I'm not familiar with a notion of
narrative which makes free-standing assertions or descriptions count as narratives.
I'm not an expert on "narratology", or structuralist poetics/semiotics more generally, but the notion of
structure is pretty key. A free-standing assertion or description doesn't constitute, or create, a narrative structure.
I'm even less of an expert on video games and narrative, but there is some discussion of this to be found on the Wikepedia page on
narratology <
https://en.wikipedia.org/wiki/Narratology> (footnotes omitted):
:
Marie-Laure Ryan distinguishes between "a narrative" as an object that can be clearly defined and the quality of narrativity, which means "being able to inspire a narrative response”. This allows her to understand video games as possessing narrativity without necessarily being conventional narratives. Astrid Ensslin builds upon this, explaining that "games have the potential to evoke multiple, individualized narrative scripts through world-building, causal event design, character development and other elements that players interact with the intention to solve problems and make progress". . . .
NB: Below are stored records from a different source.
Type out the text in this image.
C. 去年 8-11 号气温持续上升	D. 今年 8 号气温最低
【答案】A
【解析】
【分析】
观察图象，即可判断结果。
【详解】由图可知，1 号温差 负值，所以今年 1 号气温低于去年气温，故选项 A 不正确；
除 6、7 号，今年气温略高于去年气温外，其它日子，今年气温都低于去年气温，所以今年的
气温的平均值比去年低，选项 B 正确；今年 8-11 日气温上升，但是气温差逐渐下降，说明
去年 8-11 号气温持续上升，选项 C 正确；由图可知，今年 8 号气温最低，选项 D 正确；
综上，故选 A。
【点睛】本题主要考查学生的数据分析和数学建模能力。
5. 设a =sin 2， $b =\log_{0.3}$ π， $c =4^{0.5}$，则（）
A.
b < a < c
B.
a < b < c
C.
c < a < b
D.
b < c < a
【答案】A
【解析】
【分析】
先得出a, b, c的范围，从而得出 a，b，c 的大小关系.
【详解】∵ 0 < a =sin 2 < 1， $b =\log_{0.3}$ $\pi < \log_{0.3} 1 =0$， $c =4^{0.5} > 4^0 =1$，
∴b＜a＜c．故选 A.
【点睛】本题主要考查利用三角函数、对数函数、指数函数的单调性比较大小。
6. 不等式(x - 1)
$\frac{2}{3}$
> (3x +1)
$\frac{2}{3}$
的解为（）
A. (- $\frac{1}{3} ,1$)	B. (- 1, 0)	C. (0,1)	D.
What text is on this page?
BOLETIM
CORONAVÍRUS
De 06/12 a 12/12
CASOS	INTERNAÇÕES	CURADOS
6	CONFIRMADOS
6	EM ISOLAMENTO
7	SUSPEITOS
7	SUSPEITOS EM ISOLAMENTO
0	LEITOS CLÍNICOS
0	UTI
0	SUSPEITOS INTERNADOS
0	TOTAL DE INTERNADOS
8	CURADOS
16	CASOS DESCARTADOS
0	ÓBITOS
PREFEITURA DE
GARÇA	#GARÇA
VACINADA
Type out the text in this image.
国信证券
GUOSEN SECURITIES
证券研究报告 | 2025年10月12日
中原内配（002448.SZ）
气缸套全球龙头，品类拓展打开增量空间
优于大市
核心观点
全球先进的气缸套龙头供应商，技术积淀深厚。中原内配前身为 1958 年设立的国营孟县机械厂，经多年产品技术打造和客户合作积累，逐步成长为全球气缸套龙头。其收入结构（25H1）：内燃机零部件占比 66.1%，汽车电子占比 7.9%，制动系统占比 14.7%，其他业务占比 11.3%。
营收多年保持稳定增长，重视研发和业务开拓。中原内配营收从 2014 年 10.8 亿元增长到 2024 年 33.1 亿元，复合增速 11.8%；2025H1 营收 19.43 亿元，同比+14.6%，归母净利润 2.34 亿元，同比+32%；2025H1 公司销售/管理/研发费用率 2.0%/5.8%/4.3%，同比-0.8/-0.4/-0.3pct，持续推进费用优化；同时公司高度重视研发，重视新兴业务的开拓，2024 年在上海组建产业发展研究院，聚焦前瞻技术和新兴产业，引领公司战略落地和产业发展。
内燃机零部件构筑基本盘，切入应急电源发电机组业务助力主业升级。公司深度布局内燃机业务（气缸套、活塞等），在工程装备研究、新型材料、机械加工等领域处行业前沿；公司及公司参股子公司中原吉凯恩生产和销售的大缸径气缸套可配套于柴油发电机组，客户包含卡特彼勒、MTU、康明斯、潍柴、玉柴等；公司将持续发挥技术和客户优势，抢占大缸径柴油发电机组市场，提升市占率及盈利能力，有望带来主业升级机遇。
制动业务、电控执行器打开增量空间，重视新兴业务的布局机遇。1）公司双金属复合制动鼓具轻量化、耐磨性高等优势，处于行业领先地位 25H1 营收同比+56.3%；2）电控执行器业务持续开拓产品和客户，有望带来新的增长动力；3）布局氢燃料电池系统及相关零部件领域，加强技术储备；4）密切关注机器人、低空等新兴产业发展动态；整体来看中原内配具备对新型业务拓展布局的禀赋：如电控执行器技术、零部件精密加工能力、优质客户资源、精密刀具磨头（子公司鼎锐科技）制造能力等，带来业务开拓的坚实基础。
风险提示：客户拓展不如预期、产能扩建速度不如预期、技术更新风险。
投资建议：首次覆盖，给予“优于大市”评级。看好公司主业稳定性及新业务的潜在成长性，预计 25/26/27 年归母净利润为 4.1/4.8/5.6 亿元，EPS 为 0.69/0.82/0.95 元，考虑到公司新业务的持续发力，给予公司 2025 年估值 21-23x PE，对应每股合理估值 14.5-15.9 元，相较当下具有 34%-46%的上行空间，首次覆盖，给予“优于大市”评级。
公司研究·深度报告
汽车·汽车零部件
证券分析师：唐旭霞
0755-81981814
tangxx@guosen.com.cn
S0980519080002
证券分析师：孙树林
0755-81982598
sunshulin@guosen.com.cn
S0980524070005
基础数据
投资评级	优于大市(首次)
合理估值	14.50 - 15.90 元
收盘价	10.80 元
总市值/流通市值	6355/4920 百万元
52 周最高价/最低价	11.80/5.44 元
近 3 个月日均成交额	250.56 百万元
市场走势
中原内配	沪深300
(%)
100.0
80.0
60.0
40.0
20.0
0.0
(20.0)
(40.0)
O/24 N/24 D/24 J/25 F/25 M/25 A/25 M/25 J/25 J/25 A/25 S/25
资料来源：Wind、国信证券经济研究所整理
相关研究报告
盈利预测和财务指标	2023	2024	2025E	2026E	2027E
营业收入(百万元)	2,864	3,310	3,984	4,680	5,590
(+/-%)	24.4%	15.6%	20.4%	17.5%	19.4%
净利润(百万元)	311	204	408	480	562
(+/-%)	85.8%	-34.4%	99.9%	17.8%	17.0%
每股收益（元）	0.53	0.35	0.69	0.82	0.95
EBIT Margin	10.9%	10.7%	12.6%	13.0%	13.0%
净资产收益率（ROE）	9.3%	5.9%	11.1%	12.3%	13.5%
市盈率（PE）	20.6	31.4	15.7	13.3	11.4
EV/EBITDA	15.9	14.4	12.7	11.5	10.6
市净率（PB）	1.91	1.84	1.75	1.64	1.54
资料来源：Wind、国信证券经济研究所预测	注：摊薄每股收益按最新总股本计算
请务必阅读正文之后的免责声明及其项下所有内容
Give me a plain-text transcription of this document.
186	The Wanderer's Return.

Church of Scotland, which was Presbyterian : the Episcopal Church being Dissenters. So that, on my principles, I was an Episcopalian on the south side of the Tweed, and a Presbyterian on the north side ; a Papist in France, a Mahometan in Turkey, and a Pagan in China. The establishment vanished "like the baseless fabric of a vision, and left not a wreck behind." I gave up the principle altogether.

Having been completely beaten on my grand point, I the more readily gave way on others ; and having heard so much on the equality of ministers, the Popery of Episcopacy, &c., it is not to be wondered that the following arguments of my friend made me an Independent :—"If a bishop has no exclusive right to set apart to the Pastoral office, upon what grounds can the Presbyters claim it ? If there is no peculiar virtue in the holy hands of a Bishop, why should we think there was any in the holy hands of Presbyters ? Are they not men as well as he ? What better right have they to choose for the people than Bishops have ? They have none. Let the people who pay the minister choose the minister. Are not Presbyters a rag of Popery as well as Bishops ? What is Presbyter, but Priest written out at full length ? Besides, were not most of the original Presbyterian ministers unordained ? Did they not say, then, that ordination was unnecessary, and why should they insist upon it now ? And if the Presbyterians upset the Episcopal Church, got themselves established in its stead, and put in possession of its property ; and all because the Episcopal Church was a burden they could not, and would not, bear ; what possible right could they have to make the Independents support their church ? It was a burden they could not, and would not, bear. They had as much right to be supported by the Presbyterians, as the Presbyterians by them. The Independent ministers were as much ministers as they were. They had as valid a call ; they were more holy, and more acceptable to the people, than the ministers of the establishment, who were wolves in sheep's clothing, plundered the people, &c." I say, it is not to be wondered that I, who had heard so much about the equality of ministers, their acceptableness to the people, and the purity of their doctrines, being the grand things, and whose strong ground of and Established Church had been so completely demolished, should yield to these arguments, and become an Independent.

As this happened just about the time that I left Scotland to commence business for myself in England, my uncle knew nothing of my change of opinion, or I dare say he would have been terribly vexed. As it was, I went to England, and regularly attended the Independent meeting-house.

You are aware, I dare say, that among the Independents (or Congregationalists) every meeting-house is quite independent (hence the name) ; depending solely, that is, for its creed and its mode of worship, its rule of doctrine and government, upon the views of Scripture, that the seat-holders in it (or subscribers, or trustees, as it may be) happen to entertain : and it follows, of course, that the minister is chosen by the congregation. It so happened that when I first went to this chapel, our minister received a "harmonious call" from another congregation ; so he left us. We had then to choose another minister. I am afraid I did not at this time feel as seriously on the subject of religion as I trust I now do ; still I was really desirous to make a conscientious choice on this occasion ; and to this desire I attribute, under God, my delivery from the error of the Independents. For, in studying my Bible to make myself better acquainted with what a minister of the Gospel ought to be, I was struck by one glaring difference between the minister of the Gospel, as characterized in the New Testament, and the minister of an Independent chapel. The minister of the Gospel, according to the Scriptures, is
Murray argues that narrative structures such as the multi-narrative more accurately reflected "post-Einstein physics" and the new perceptions of time, process, and change, than the traditional linear narrative. The unique properties of computers are better-suited for expressing these "limitless, intersecting" stories or "cyberdramas." These cyberdramas differ from traditional forms of storytelling in that they invite the reader into the narrative experience through interactivity i.e. hypertext fiction and Web soap The Spot. Murray also controversially declared that video games – particularly role-playing games and life-simulators like The Sims, contain narrative structures or invite the users to create them. She supported this idea in her article "Game Story to Cyberdrama" in which she argued that stories and games share two important structures: contest and puzzles. . . .
Nonlinear narratives serve as the base of many interactive fictions. Sometimes used interchangeably with hypertext fiction, the reader or player plays a significant role in the creation of a unique narrative developed by the choices they make within the story-world. Stuart Moulthrop's Victory Garden is one of the first and most studied examples of hypertext fiction, featuring 1,000 lexias and 2,800 hyperlinks.
In his book Cybertext: Perspectives on Ergodic Literature, Espen Aarseth conceived the concept of cybertext, a subcategory of ergodic literature, to explain how the medium and mechanical organization of the text affects the reader's experience:
...when you read from a cybertext, you are constantly reminded of inaccessible strategies and paths not taken, voices not heard. Each decision will make some parts of the text more, and others less, accessible, and you may never know the exact results of your choices; that is, exactly what you missed.
The narrative structure or game-worlds of these cybertexts are compared to a labyrinth that invites the player, a term Aarseth deems more appropriate than the reader, to play, explore and discover paths within these texts.
I don't see anything here that eschews structure, or suggests that a single, free-standing assertion can constitute a narrative.